Im Folgenden geht es über die Schönefelder Straße und den Torgelowweg zum Nordpark, der auf gesamter Länge mit vielen — allerdings nicht denkmalgeschützten — Findlingsgruppen aufwartet. Nach Überquerung der Waltersdorfer Chaussee wird der letzte Neuköllner Findling auf dem Weg zum Röthepfuhl passiert, bevor es in den offenen Landschaftspark am ehemaligen Grenzstreifen geht. Dem Mauerweg wird auf dem Pfad neben dem Asphaltstreifen gefolgt, die Autobahn überquert und der Weg führt durch Grünzüge nach Altglienicke hinein.

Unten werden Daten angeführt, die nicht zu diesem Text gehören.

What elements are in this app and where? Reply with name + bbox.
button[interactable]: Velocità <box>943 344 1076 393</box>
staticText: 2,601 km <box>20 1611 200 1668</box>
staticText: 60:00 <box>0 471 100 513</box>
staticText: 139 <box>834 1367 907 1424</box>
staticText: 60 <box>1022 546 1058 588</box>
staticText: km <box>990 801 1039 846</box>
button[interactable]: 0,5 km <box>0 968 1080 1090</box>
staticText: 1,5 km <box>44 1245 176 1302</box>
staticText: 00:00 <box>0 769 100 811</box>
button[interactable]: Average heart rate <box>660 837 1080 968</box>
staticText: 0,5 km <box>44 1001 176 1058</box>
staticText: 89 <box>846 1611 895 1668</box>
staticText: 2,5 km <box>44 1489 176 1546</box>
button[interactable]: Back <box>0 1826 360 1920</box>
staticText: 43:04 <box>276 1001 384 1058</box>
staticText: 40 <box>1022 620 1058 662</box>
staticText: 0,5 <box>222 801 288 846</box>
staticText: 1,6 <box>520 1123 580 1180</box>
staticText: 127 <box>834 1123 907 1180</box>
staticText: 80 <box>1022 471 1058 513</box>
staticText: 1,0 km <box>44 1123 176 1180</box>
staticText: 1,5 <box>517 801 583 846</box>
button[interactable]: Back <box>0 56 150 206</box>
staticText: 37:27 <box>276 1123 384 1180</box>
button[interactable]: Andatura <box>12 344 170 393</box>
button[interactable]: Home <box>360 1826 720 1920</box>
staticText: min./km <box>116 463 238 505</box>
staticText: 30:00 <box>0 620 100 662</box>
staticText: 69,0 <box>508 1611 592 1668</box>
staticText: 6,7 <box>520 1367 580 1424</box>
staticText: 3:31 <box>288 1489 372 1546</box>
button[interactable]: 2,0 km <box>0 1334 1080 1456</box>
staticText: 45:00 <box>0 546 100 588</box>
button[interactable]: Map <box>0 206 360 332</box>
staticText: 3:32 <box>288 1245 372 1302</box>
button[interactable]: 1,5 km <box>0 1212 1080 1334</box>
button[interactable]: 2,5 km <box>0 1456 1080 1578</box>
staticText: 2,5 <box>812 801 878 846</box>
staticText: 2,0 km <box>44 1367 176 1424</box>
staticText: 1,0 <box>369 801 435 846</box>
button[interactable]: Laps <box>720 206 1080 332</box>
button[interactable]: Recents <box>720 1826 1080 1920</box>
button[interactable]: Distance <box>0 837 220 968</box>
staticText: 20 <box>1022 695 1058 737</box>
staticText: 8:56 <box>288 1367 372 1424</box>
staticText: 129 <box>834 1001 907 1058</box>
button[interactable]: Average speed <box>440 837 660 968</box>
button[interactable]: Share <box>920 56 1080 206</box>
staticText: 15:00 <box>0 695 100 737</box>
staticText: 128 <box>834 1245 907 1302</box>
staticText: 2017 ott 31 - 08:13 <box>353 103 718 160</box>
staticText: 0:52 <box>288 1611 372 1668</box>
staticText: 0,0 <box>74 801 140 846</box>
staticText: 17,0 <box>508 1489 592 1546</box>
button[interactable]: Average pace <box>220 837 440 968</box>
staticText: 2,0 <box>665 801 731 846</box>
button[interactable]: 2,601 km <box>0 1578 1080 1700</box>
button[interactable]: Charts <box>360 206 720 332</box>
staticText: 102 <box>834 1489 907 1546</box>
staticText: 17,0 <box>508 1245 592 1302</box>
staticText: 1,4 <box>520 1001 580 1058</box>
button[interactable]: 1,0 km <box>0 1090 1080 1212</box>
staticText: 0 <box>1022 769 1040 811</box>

Überwiegend Neubausiedlungen werden zum Kölner Viertel hin durchquert, dort geht es auf dem Damm an der Bahntrasse entlang bis zum kleinen Waldstück ‘Brake’, an dessen Ausgang nach Durchquerung sich einer der beiden denkmalgeschützten Findlinge des Bezirks Treptow-Köpenick befindet. Über die Suevenstraße und die Germanenstraße führt der Weg durch die ausgedehnten Eigenheimsiedlungen, bevor in die Normannenstraße bergab abgezweigt wird. Hier befindet sich der letzte große Stein der Tour im Garten eines Seniorenheims, gleich daneben führt ein schmaler Pfad über die Kuppe durch einen leider verwahrlosten Findlingspark mit mehreren Gruppen der ‘erratischen Blöcke’.
Auf der Köpenicker Straße wird der historische Teil von Altglienicke durchquert, anschließend der Teltowkanal überquert nach Adlershof. Durch das Areal des Fernsehzentrums und an Gewerbegebieten vorbei geht es auf der Straße ‘Am Studio’ zur Rudower Chaussee und auf dieser zum S‑Bahnhof Adlershof, dem Ziel der Tour.